Highlights
- Cabinet approves removal of capital gains tax on foreign investors in government bonds.
- Decision aimed at bringing more foreign money into India.
- Move expected to support the rupee and improve liquidity in debt markets.
- Comes amid record foreign fund outflows and rising crude oil prices.
- Additional reforms to attract overseas investors may follow.
nvIndia Opens the Door Wider for Foreign Investors
In a major policy move, the government has approved the removal of capital gains tax on foreign investors investing in Indian government bonds. The decision was cleared by the Union Cabinet on Wednesday and is expected to become effective after receiving the President’s approval.

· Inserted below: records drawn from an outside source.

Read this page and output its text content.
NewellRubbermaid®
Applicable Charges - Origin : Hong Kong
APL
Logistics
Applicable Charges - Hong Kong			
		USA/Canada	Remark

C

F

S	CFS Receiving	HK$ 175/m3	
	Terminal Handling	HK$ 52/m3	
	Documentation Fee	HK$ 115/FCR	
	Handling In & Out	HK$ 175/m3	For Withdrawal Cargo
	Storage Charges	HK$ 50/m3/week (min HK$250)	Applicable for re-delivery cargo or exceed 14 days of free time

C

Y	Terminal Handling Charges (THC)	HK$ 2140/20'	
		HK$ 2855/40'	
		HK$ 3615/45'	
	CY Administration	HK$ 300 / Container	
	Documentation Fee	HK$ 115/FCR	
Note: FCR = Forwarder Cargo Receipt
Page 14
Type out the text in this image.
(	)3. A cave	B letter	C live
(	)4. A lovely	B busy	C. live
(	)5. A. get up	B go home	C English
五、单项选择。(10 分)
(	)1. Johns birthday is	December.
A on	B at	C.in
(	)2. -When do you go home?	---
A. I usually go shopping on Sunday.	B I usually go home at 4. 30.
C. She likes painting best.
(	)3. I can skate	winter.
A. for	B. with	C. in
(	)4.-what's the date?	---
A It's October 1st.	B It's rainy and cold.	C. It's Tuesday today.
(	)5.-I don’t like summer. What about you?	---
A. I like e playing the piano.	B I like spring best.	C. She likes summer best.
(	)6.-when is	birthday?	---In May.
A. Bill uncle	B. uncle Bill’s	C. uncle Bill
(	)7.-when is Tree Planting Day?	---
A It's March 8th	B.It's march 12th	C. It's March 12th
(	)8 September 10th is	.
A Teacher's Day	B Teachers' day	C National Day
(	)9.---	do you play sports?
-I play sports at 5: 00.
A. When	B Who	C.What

The move is part of the government’s broader strategy to attract foreign capital, strengthen the rupee and protect the economy from global challenges such as rising crude oil prices and geopolitical tensions in West Asia.
Why Has the Government Taken This Step?
India has witnessed significant foreign investor outflows this year, with overseas investors selling nearly ₹2.5 lakh crore worth of Indian equities. The heavy selling has increased pressure on the rupee and raised concerns about capital flows into the country.
At the same time, higher crude oil prices have added to inflation risks and increased the country’s import bill. To counter these challenges, policymakers are looking to attract more long-term foreign investment into government securities.
What Changes for Foreign Investors?
Currently, foreign investors pay a 12.5% long-term capital gains tax on profits earned from listed shares and bonds held for more than one year.
Under the new proposal, foreign portfolio investors (FPIs) will no longer have to pay capital gains tax on investments in Indian government securities, also known as G-Secs.
The government is also considering measures to reduce the tax burden on interest income earned from these bonds, making Indian debt instruments more competitive compared to other emerging markets.
How Will India Benefit?
Experts believe the tax relief could encourage more foreign investors to buy Indian government bonds. Increased investment would bring fresh dollar inflows into the country, helping strengthen the rupee and improve liquidity in financial markets.
A stronger flow of foreign capital can also help the government manage economic pressures arising from high energy prices and global uncertainty.
More Reforms May Be on the Way
Sources indicate that this tax relief could be the first of several measures aimed at reviving foreign investor interest in India. Market participants are now awaiting the official notification and possible additional announcements from the government and the Reserve Bank of India.
The decision marks one of the most significant tax incentives for foreign investors in recent years and reflects the government’s efforts to keep India an attractive destination for global capital.